A famous Polish legend credits St. Kunigunde with the discovery of a great salt mine in Poland. An underground chapel built in this mine, “St. Kinga’s Chapel”, is listed by UNESCO as a World Heritage site.
Bonaventure, who was born to a wealthy family in Orvieto, joined the Franciscans around 1238 in the midst of his studies at the University of Paris. St. Francis had died only some dozen years before, but already his order was rapidly changing the face of the Church in Europe. To Bonaventure, it seemed that the Franciscan Order “was not invented by human providence but by Christ. In it, the learned and the simple lived as brethren.”
Bonaventure himself was definitely one of the learned. Franciscan simplicity might not have seemed an attractive fit for such a scholar. In fact, Francis had held learning in great esteem so long as it was subordinated to the pursuit of holiness. In this spirit, Bonaventure received support from the Order to continue his studies. In 1257, along with his Dominican counterpart, St. Thomas Aquinas, he received his doctorate in theology.
Rather than pursue the life of an academic theologian, however, Bonaventure was immediately elected to serve as minister-general of the Friars Minor—a role in which he left a lasting mark. During a time of contending factions within the order, Bonaventure tried deftly to steer a middle course between the radical freedom of Francis and the disciplined order of a religious community. To reinforce his moderate interpretation of the Franciscan charism, he composed an influential life of St. Francis.
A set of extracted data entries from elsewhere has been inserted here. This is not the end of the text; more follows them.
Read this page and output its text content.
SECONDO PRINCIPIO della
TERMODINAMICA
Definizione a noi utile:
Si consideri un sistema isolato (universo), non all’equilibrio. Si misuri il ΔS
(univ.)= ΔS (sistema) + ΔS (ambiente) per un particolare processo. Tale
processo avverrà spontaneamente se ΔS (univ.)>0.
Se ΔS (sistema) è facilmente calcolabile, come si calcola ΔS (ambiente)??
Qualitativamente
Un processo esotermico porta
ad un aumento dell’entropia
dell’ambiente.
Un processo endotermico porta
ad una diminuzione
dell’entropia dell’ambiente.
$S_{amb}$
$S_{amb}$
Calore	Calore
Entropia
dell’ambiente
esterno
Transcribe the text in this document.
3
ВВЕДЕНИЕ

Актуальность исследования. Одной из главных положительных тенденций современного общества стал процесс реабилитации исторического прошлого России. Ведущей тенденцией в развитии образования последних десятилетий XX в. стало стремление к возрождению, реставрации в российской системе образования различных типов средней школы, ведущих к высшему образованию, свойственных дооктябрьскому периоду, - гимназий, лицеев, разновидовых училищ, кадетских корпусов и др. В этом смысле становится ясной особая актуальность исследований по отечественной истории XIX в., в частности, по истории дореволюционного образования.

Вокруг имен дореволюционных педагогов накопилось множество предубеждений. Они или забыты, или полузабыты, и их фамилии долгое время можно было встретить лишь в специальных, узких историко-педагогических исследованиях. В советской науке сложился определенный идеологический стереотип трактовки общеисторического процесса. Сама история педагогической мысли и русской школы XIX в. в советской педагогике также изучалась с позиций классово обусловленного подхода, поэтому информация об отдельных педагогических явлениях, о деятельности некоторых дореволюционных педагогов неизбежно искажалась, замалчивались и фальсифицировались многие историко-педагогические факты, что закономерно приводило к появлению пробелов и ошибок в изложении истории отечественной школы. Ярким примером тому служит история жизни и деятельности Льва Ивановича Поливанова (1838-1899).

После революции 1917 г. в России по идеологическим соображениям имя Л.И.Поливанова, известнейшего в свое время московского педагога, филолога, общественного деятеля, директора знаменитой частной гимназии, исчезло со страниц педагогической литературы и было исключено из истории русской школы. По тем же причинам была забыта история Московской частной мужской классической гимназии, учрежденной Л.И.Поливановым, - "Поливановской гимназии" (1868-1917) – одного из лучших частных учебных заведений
For his successful efforts, he would become known as the Second Founder.
He wrote a number of other important works, including his mystical treatise The Journey of the Mind to God. This was his attempt to translate Francis’s identification with Christ into philosophical terms—a journey of the soul along the path of holiness, leading from contemplation of the created world to an ever-deepening contemplation of the spiritual order, and progressing ultimately toward the goal of union with God.
In 1265, Bonaventure respectfully declined an appointment as archbishop of York. In 1273, however, Pope Gregory X ordered him to accept the title of cardinal-bishop of Albano. When papal legates arrived to present him with his red hat and insignia of office, he kept them waiting while he finished washing the dishes. Summarizing his spirituality, he observed: “The perfection of a religious man is to do common things in a perfect manner, and a constant fidelity in small matters is great and heroic virtue!”
Bonaventure died in 1274. He was canonized in 1482 and later declared a Doctor of the Church. In recognition of his angelic virtue, he is known as the Seraphic Doctor.